The very strong fully recovered labor market is still evident (and has been so for over a year now), but this week, the 28th in the year, is the week that auto refits take place and auto and auto parts layoff their workforce for 2 weeks. But the non seasonally adjusted, here mapped out in colors, with the year in the x and the week in the y shows, shows - by scanning down the week 28 row since 1992 - that this auto refit is basically not occurring. This is shown by the dark brown color versus all other boxes being lighter brown or white (I cap the data at 400,000 or lower which provides a more nuanced color gradient.
This shows a very healthy labor market as well as strong durable goods sales (autos), and increase in durable goods inventories (again autos). This should add .2 to ,3 to 3rd Q GDP and shows momentum from 2nd Q GDP which suggests it may be a surprise on the upside and then readjusted upwards. 3rd Q GDP may very well top 3%.

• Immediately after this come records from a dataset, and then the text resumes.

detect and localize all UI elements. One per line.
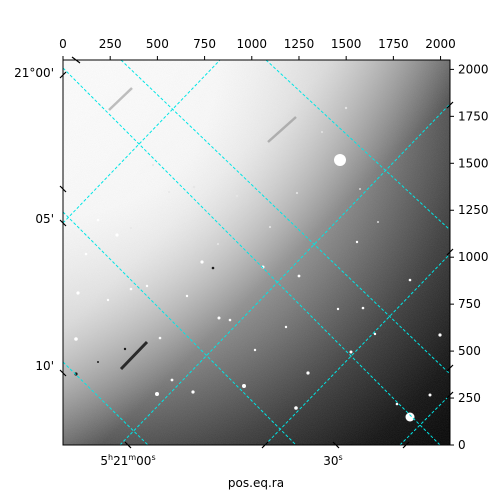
top-pixel-axis: 0 250 500 750 1000 1250 1500 1750 2000 (59, 37, 456, 60)
top-axis-tick-label: 1250 (284, 37, 315, 51)
top-axis-tick-label: 750 (193, 37, 216, 51)
stars (74, 154, 442, 422)
right-axis-tick-label: 2000 (458, 62, 489, 76)
top-axis-tick-label: 250 (99, 37, 122, 51)
right-axis-tick-label: 500 (458, 344, 481, 358)
top-axis-tick-label: 1000 (237, 37, 268, 51)
coordinate-grid (63, 60, 450, 445)
top-axis-tick-label: 0 (59, 37, 67, 51)
world-tick-marks (59, 56, 454, 449)
right-pixel-axis: 0 250 500 750 1000 1250 1500 1750 2000 (450, 62, 489, 452)
right-axis-tick-label: 1500 (458, 156, 489, 170)
right-axis-tick-label: 250 (458, 391, 481, 405)
satellite-streak (267, 116, 297, 143)
right-axis-tick-label: 750 (458, 297, 481, 311)
right-axis-tick-label: 1000 (458, 250, 489, 264)
top-axis-tick-label: 1500 (331, 37, 362, 51)
faint-stars (130, 106, 379, 246)
dec-tick-label: 21°00' (14, 66, 54, 80)
sky-image (63, 60, 450, 445)
dec-tick-label: 10' (35, 359, 54, 373)
satellite-streak (119, 340, 149, 371)
top-axis-tick-label: 500 (146, 37, 169, 51)
top-axis-tick-label: 2000 (425, 37, 456, 51)
satellite-streak (108, 87, 133, 111)
right-axis-tick-label: 1250 (458, 203, 489, 217)
x-axis-label: pos.eq.ra (228, 476, 284, 490)
ra-tick-label: 30s (323, 453, 342, 468)
right-axis-tick-label: 0 (458, 438, 466, 452)
dec-tick-label: 05' (35, 212, 54, 226)
top-axis-tick-label: 1750 (378, 37, 409, 51)
ra-tick-label: 5h21m00s (100, 453, 155, 468)
right-axis-tick-label: 1750 (458, 109, 489, 123)
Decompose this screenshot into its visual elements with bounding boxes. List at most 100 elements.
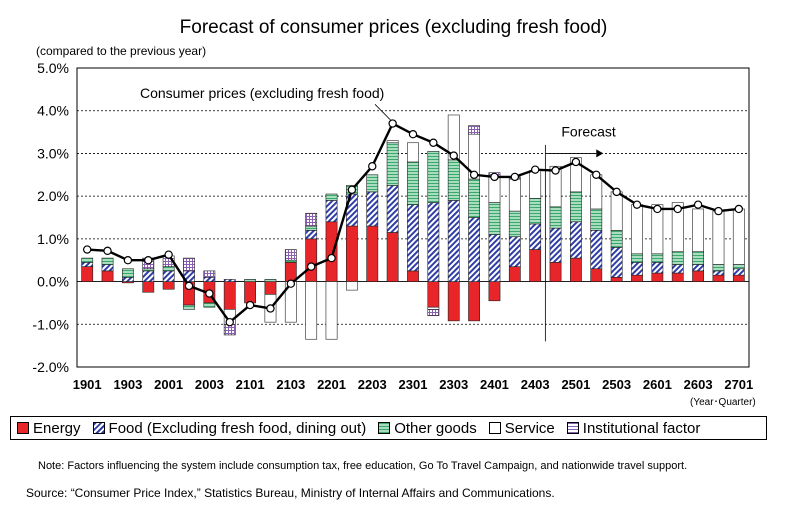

The above claims data coordinates well with the JOLTS data, but is completely out of whack with monthly employment data. Since claims data is an all encompassing census and not a sample based survey like the monthly employment, it is reasonable to consider claims data as more useful and to not see useful accuracy in the monthly data. This is why the BLS outlines that they will adjust and calibrate the monthly data to the accurate claims data, for whatever reason the BLS is not doing so in this business cycle while they have done so in every business cycle prior.